Wie soll der Fonds finanziert werden?
Finanzminister Christian Lindner (FDP) und Wissing hätten sich beide zu der Idee eines Fonds bekannt und diesen auch gefordert, sagte Krischer. Aber bisher sei nichts geschehen. Der Investitionsfonds für die Verkehrsinfrastruktur soll laut NRW-Beschlussvorschlag als Sondervermögen des Bundes über ein entsprechendes Gesetz mit Zustimmung des Bundesrates aufgelegt werden. Zur Finanzierung vor allem der Schieneninfrastruktur sollten laut Beschlussvorlage verstärkt auch Mittel aus der CO2-Bepreisung im Verkehr eingesetzt werden. Empfohlen wird ebenfalls die Prüfung, ob und wie privates Kapital zur Finanzierung des Fonds aktiviert werden kann. Aus Sicht der Verkehrsministerkonferenz müsse es das gemeinsame Ziel sein, den politischen Entscheidungsträgern in der kommenden Legislaturperiode „ein ausgewogenes und zukunftsfestes Fondsmodell zur Beschlussfassung vorlegen zu können”, heißt es in der Vorlage.

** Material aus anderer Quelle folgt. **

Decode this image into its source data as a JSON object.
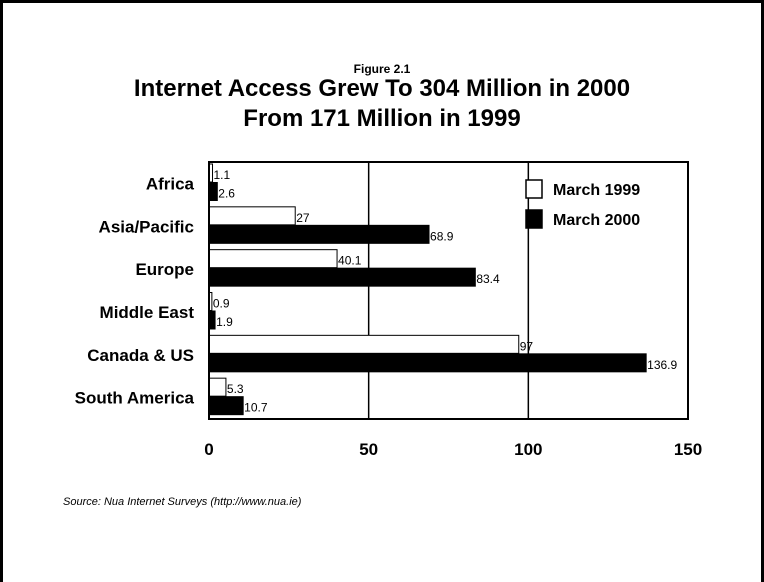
{
  "figure_label": "Figure 2.1",
  "title_line1": "Internet Access Grew To 304 Million in 2000",
  "title_line2": "From 171 Million in 1999",
  "source": "Source: Nua Internet Surveys (http://www.nua.ie)",
  "chart_data": {
    "type": "bar",
    "orientation": "horizontal",
    "categories": [
      "Africa",
      "Asia/Pacific",
      "Europe",
      "Middle East",
      "Canada & US",
      "South America"
    ],
    "series": [
      {
        "name": "March 1999",
        "values": [
          1.1,
          27,
          40.1,
          0.9,
          97,
          5.3
        ],
        "color": "#ffffff",
        "labels": [
          "1.1",
          "27",
          "40.1",
          "0.9",
          "97",
          "5.3"
        ]
      },
      {
        "name": "March 2000",
        "values": [
          2.6,
          68.9,
          83.4,
          1.9,
          136.9,
          10.7
        ],
        "color": "#000000",
        "labels": [
          "2.6",
          "68.9",
          "83.4",
          "1.9",
          "136.9",
          "10.7"
        ]
      }
    ],
    "xlim": [
      0,
      150
    ],
    "xticks": [
      "0",
      "50",
      "100",
      "150"
    ],
    "grid": true,
    "legend_position": "top-right"
  }
}
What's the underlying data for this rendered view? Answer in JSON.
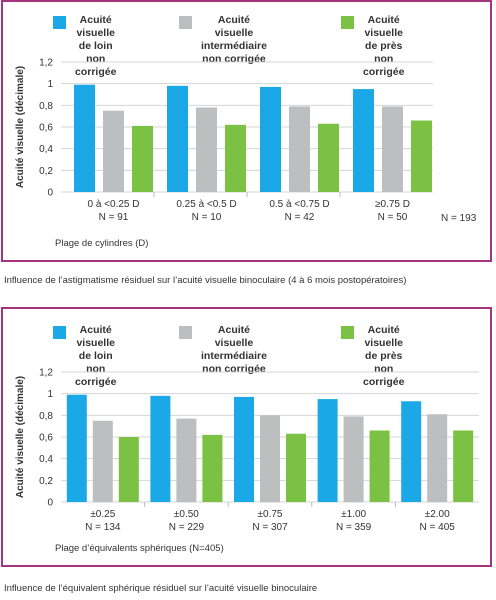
{
  "colors": {
    "frame": "#a4347e",
    "loin": "#1aa9e6",
    "intermediaire": "#bdbec0",
    "pres": "#7bc143"
  },
  "chart_data": [
    {
      "type": "bar",
      "ylabel": "Acuité visuelle (décimale)",
      "xlabel": "Plage de cylindres (D)",
      "ylim": [
        0,
        1.2
      ],
      "yticks": [
        "0",
        "0,2",
        "0,4",
        "0,6",
        "0,8",
        "1",
        "1,2"
      ],
      "grid": true,
      "legend": "top",
      "categories": [
        "0 à <0.25 D",
        "0.25 à <0.5 D",
        "0.5 à <0.75 D",
        "≥0.75 D"
      ],
      "category_counts": [
        "N = 91",
        "N = 10",
        "N = 42",
        "N = 50"
      ],
      "total": "N = 193",
      "series": [
        {
          "name": "Acuité visuelle\nde loin non corrigée",
          "color_key": "loin",
          "values": [
            0.99,
            0.98,
            0.97,
            0.95
          ]
        },
        {
          "name": "Acuité visuelle\nintermédiaire non corrigée",
          "color_key": "intermediaire",
          "values": [
            0.75,
            0.78,
            0.79,
            0.79
          ]
        },
        {
          "name": "Acuité visuelle\nde près non corrigée",
          "color_key": "pres",
          "values": [
            0.61,
            0.62,
            0.63,
            0.66
          ]
        }
      ],
      "caption": "Influence de l’astigmatisme résiduel sur l’acuité visuelle binoculaire (4 à 6 mois postopératoires)"
    },
    {
      "type": "bar",
      "ylabel": "Acuité visuelle (décimale)",
      "xlabel": "Plage d’équivalents sphériques (N=405)",
      "ylim": [
        0,
        1.2
      ],
      "yticks": [
        "0",
        "0,2",
        "0,4",
        "0,6",
        "0,8",
        "1",
        "1,2"
      ],
      "grid": true,
      "legend": "top",
      "categories": [
        "±0.25",
        "±0.50",
        "±0.75",
        "±1.00",
        "±2.00"
      ],
      "category_counts": [
        "N = 134",
        "N = 229",
        "N = 307",
        "N = 359",
        "N = 405"
      ],
      "series": [
        {
          "name": "Acuité visuelle\nde loin non corrigée",
          "color_key": "loin",
          "values": [
            0.99,
            0.98,
            0.97,
            0.95,
            0.93
          ]
        },
        {
          "name": "Acuité visuelle\nintermédiaire non corrigée",
          "color_key": "intermediaire",
          "values": [
            0.75,
            0.77,
            0.8,
            0.79,
            0.81
          ]
        },
        {
          "name": "Acuité visuelle\nde près non corrigée",
          "color_key": "pres",
          "values": [
            0.6,
            0.62,
            0.63,
            0.66,
            0.66
          ]
        }
      ],
      "caption": "Influence de l’équivalent sphérique résiduel sur l’acuité visuelle binoculaire"
    }
  ]
}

Werden die aktuellen Pläne reichen? „Die Investitionen des Bundes in die Infrastruktur haben sich in den vergangenen Jahren ebenso beachtlich wie unzureichend entwickelt“, sagt Verkehrsexperte Thomas Puls vom IW. Der angedachte Verkehrsinfrastrukturfonds sei eine gute Idee. Infrastrukturprojekte bräuchten Planungssicherheit, mit dem Fonds ließen sich mehrjährige Finanzierungszusagen treffen.